What companies and organizations need to do, is say goodbye to resumes. Questions need to be eliminated on the submission form asking individuals to identify their gender, sex, and race, and add a section for pronouns.
This may sound like a crazy theory. It goes against years of traditional corporate recruiting and hiring. However, the current system isn't working. It disenfranchises individuals in mere seconds, and continues the exclusion of underrepresented groups.
What does saying goodbye to resumes look like? The best solution, in my opinion, is something similar to a long cover letter. A moment for individuals to represent themselves in the best way possible. Creating a questionnaire will most likely not accomplish this. Because standardized formats allow individuals to go back to quickly skimming questions for specific answers, versus taking the time to read and recognize unique characteristics and skills of each individual.
Allowing individuals to have letters of recommendation can be another part of this process. This allows you to identify attributes that cannot be recognized on a traditional resume. Work ethic, drive, personality, and many other qualities can be much more easily identified through a letter of recommendation, than a resume.
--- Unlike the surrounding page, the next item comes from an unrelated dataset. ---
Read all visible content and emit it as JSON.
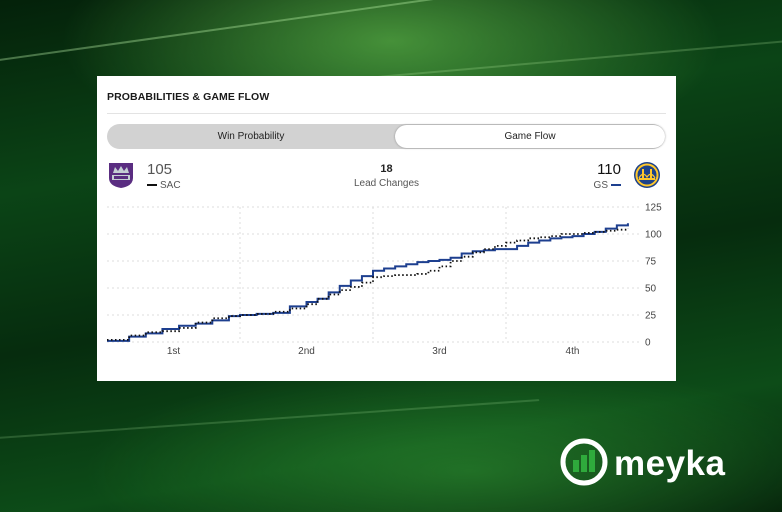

Lastly, organizations and businesses need to continue their work within the community to connect with multiple individuals in underrepresented groups. By doing this, it allows conversations of positions that are upcoming, that members of those groups may apply for, and feel as though they have an opportunity. This will not happen overnight, and will require continue community work. However, if marginalized individuals do not recognize a company or organization as a safe space, they will never apply, due to the fact that they will most likely get denied access even before the interview process. Corporate culture needs to be inclusive and provide equity to those minority members.
This may seem like a big task. It will probably make waves, and challenge processes that have existed within your hiring since creation. But inclusion means changing the game. It means making ourselves uncomfortable to do what is not only right, but equitable. The corporate hiring process needs to change. We just have to do it.